Menstrual health exercises can effectively relieve dysmenorrhea

Menstrual health exercises can effectively relieve dysmenorrhea

In addition to conventional clinical treatments, physical therapy can also be actively adopted to treat dysmenorrhea, namely menstrual health exercises, which can not only regulate the patient's nerve function and enhance the body's metabolism, but also promote pelvic blood circulation and relieve the symptoms of uterine blood congestion.

1. Knee-chest position exercise

The patient can kneel on the bed, bend the waist down, bend the forearms and stick them to the bed, press the chest down on the bed as much as possible, arch the hips, and move forward gently. This head-low-hip-high posture not only helps the menstrual blood to flow out, but also effectively corrects the retroverted uterus to relieve the symptoms of pelvic blood congestion. The knee-chest lying position can be done once in the morning and evening, which can effectively relieve the symptoms of dysmenorrhea.

2. Lumbar and sacral beating exercise

The patient can stand with his feet shoulder-width apart, and gently beat the lumbar sacral area with his fists, 50 times each morning and evening. This can effectively stimulate the lumbar sacral nerves and relieve dysmenorrhea symptoms.

3. Hip-arm leg swing exercise

The patient puts his hands on his hips, then puts his center of gravity on his left leg and swings his right leg back and forth 20 times, then left and right 20 times.
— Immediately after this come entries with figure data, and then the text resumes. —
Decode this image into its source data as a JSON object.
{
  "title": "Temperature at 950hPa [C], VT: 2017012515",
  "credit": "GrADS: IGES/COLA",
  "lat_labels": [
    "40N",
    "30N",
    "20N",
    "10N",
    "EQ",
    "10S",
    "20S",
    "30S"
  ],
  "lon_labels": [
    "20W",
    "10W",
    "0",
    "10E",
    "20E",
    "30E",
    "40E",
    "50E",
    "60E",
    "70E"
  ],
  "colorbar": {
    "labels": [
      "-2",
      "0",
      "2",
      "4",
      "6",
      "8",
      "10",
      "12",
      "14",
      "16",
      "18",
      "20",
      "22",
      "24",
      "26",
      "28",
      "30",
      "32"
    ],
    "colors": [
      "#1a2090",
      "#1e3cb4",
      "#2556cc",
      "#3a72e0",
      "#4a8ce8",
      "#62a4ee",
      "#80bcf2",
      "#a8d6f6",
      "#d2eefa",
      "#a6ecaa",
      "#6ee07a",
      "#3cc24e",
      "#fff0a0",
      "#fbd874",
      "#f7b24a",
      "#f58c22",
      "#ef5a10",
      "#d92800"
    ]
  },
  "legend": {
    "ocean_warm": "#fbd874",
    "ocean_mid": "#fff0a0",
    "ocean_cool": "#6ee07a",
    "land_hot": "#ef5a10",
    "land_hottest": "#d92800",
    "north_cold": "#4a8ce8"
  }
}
Alternate between the two legs once a day, which can effectively assist in the treatment of dysmenorrhea.

4. Arm and leg lift exercise

The patient stands with his feet shoulder-width apart, stretches his arms out to the side and raises them to the top of his head, takes a deep breath, lifts his heels, then slowly lowers his arms in front of him, exhales, and lets his heels fall back. Do this 6 to 7 times a day to relieve dysmenorrhea symptoms.